Whilst the new consultation on the tax rules relating to non-domiciliaries has rightly attracted a lot of attention, The Chartered Institute of Taxation (CIOT) believes more attention needs to be given to an additional measure that seems to have been missed by many commentators.
The Disqualification from Parliament (Taxation Status) Bill, which has been published this week, is a single-clause Bill that proposes that those electing for the non-domiciled remittance basis of taxation will be disqualified from acting as an MP or Member of the House of Lords.

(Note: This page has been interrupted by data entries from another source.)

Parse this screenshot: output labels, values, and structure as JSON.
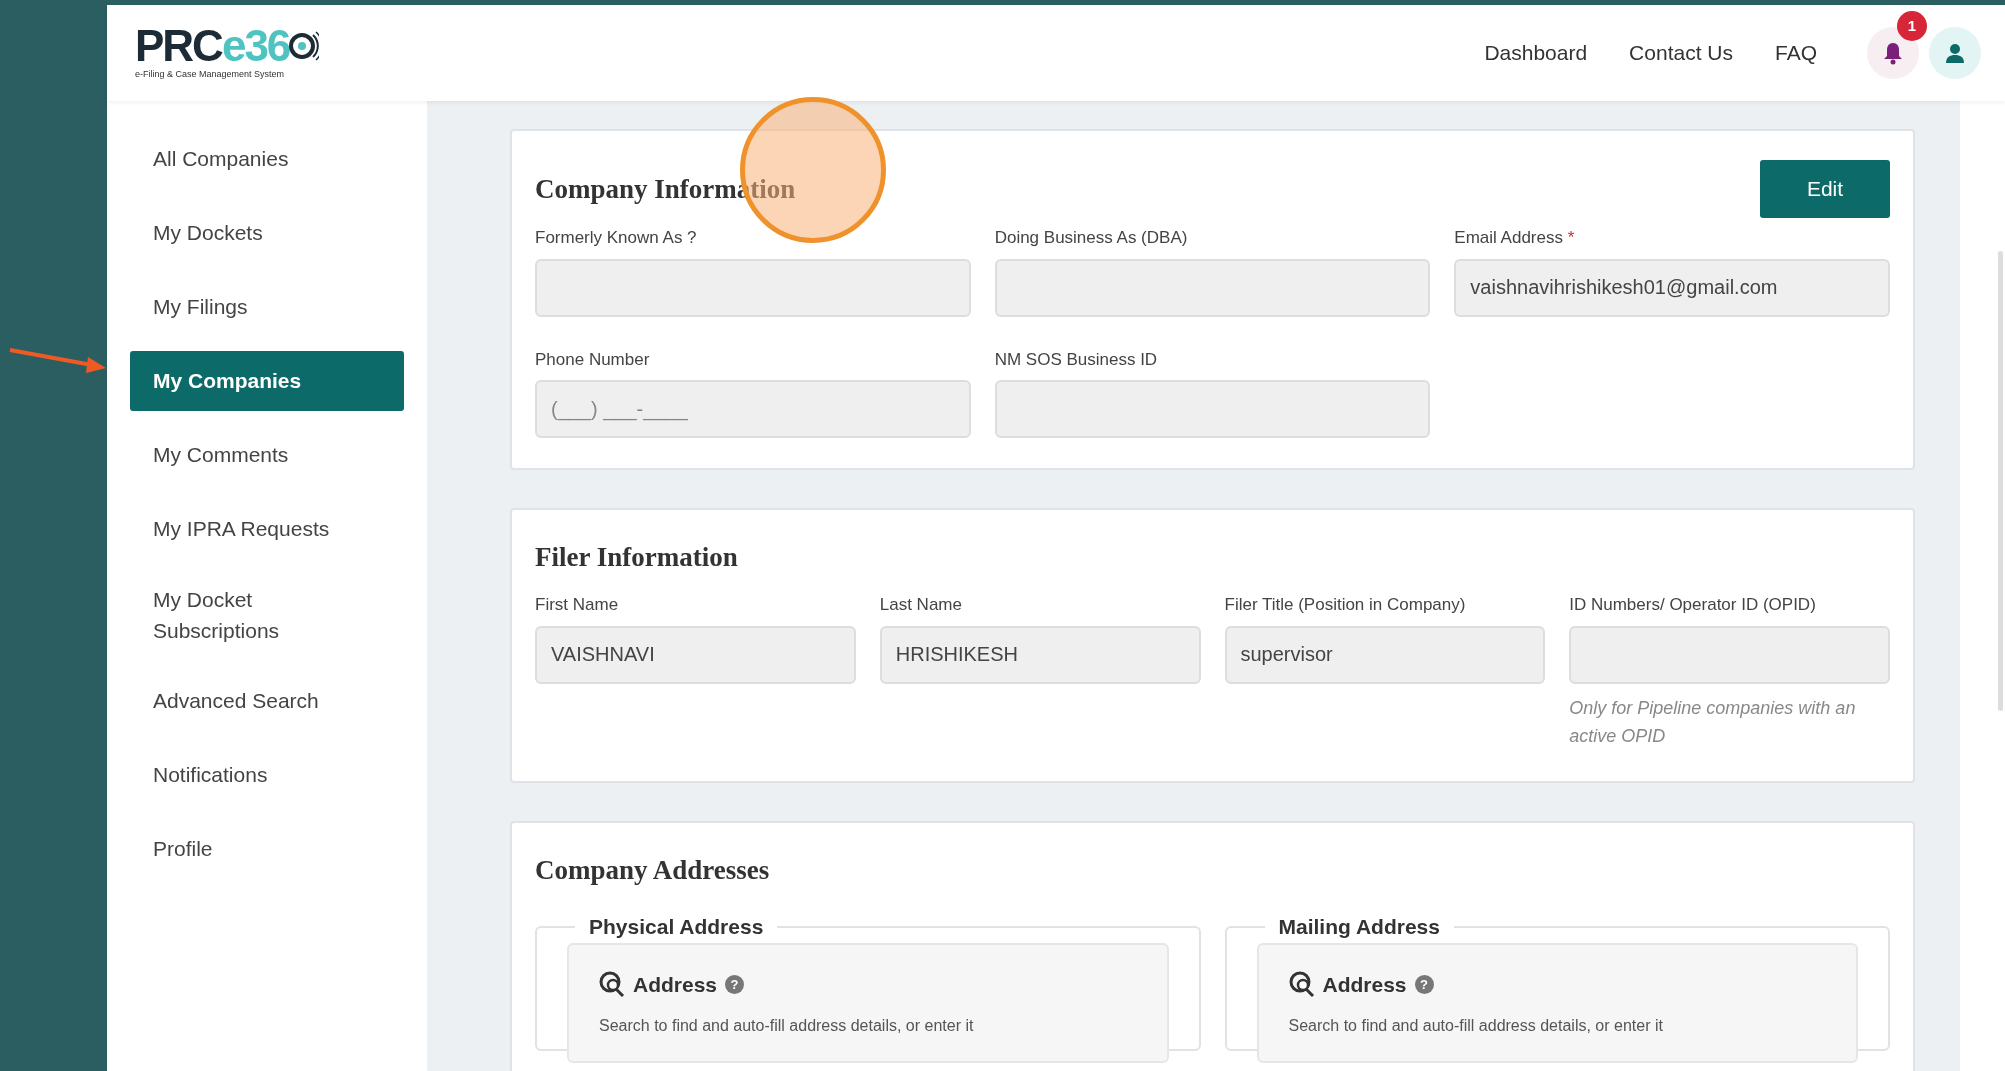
{
  "logo": {
    "wordmark_dark": "PRC",
    "wordmark_accent": "e36",
    "tagline": "e-Filing & Case Management System"
  },
  "required_mark": "*",
  "nav": {
    "links": [
      "Dashboard",
      "Contact Us",
      "FAQ"
    ],
    "notification_count": "1"
  },
  "sidebar": {
    "items": [
      {
        "label": "All Companies",
        "selected": false
      },
      {
        "label": "My Dockets",
        "selected": false
      },
      {
        "label": "My Filings",
        "selected": false
      },
      {
        "label": "My Companies",
        "selected": true
      },
      {
        "label": "My Comments",
        "selected": false
      },
      {
        "label": "My IPRA Requests",
        "selected": false
      },
      {
        "label": "My Docket Subscriptions",
        "selected": false
      },
      {
        "label": "Advanced Search",
        "selected": false
      },
      {
        "label": "Notifications",
        "selected": false
      },
      {
        "label": "Profile",
        "selected": false
      }
    ]
  },
  "sections": [
    {
      "kind": "fields3",
      "title": "Company Information",
      "button": "Edit",
      "fields": [
        {
          "label": "Formerly Known As ?",
          "required": false
        },
        {
          "label": "Doing Business As (DBA)",
          "required": false
        },
        {
          "label": "Email Address",
          "required": true,
          "value": "vaishnavihrishikesh01@gmail.com"
        },
        {
          "label": "Phone Number",
          "required": false,
          "placeholder": "(___) ___-____"
        },
        {
          "label": "NM SOS Business ID",
          "required": false
        }
      ]
    },
    {
      "kind": "fields4",
      "title": "Filer Information",
      "fields": [
        {
          "label": "First Name",
          "required": false,
          "value": "VAISHNAVI"
        },
        {
          "label": "Last Name",
          "required": false,
          "value": "HRISHIKESH"
        },
        {
          "label": "Filer Title (Position in Company)",
          "required": false,
          "value": "supervisor"
        },
        {
          "label": "ID Numbers/ Operator ID (OPID)",
          "required": false,
          "hint": "Only for Pipeline companies with an active OPID"
        }
      ]
    },
    {
      "kind": "addresses",
      "title": "Company Addresses",
      "groups": [
        {
          "legend": "Physical Address",
          "heading": "Address",
          "help": "?",
          "text": "Search to find and auto-fill address details, or enter it"
        },
        {
          "legend": "Mailing Address",
          "heading": "Address",
          "help": "?",
          "text": "Search to find and auto-fill address details, or enter it"
        }
      ]
    }
  ]
}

John Whiting, Chairman of the CIOT’s Management of Taxes Committee, says: “One can understand the driving force at work here but there is also an important matter of tax principle. A taxpayer will, under the proposed non-domiciled rules, be given an option over two bases of taxation. Yet someone choosing one route is, seemingly, to be handed an extra penalty. It does seem a bad precedent if making what might be regarded as the wrong tax choice attracts adverse treatment in another area.”
The changes to the tax rules for non-domiciliaries were first announced in the Pre-Budget Report in October 2007. Broadly, UK residents who are non-domiciled, who currently pay £4bn in UK tax on UK earnings, will now also have to pay an annual charge of £30,000 to ensure that they contribute in respect of the foreign income and gains which they keep abroad and on which they do not pay UK tax. The charge will apply if they’ve been resident here for more than 7 years. Users of the remittance basis also lose their tax free personal allowances. The measure is targeted to protect competitiveness by ensuring that secondees to the City are not affected (the majority have left the UK by 7 years).
At the time of the Pre-Budget Report, the Government announced that it would consult on the detail and on a wider range of options, including specifically whether those who have been resident here for more than 10 years should contribute more.